Dalia Hatuqa, een freelance Palestijns-Amerikaanse journalist die heeft geschreven voor The Intercept en een vriend was van Abu Akleh, herhaalde die gevoelens. “Angst is doorgedrongen in ons werk.”

In februari, toen Israëlische kolonisten de stad Hawara, buiten Nablus, binnenvielen en huizen en auto’s in brand staken in de ernstigste episode van kolonistengeweld in jaren, aarzelde Hatuqa voordat ze besloot het nieuws niet te verslaan zoals ze in het verleden zou hebben gedaan. “Het was een combinatie van angst, maar ook van: ‘Wat heeft het voor zin?'”, zei ze. “De hele zaak heeft een depressief effect gehad op ons vermogen om te werken.”

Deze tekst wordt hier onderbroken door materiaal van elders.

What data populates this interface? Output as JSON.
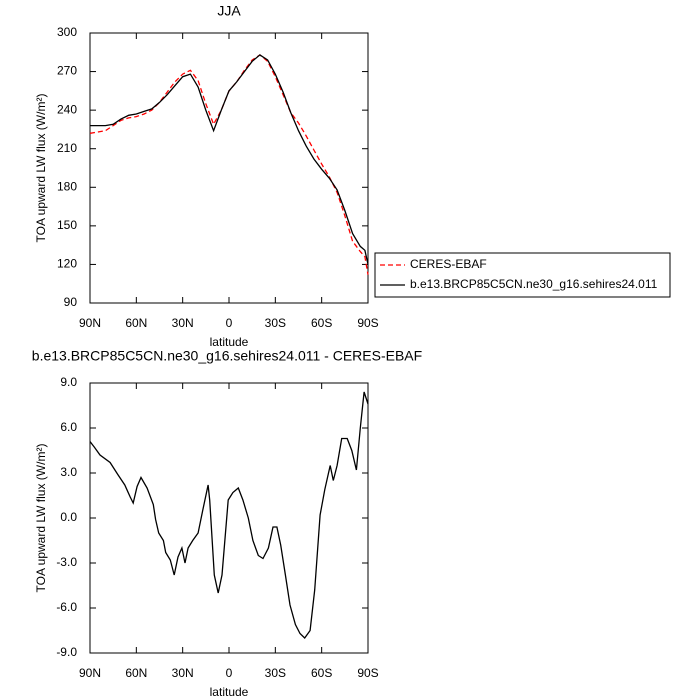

Ondanks het gebrek aan verantwoordelijkheid leken veel leden van zowel de Amerikaanse regering als de Amerikaanse media verder te zijn gegaan, klaagde Hatuqa. Ze merkte op dat president Joe Biden vorige week tijdens het diner van de White House Correspondents’ Association sprak over journalisten Austin Tice, die sinds 2012 in Syrië wordt vermist, en Evan Gershkovich, de Wall Street Journal-verslaggever die in Rusland wordt vastgehouden. Biden maakte geen melding van Abu Akleh. Staatssecretaris Anthony Blinken ook niet, tijdens een recent evenement ter herdenking van Werelddag van de persvrijheid.

“Het is bijna alsof het is gebeurd, laten we allemaal verder gaan”, zei Hatuqa. “Maar sommigen van ons zijn helemaal niet verder gegaan.”

Update: 9 mei 2023, 10:40 uur ET
Dit artikel is bijgewerkt met een reactie van het ministerie van Buitenlandse Zaken die na publicatie is verstrekt.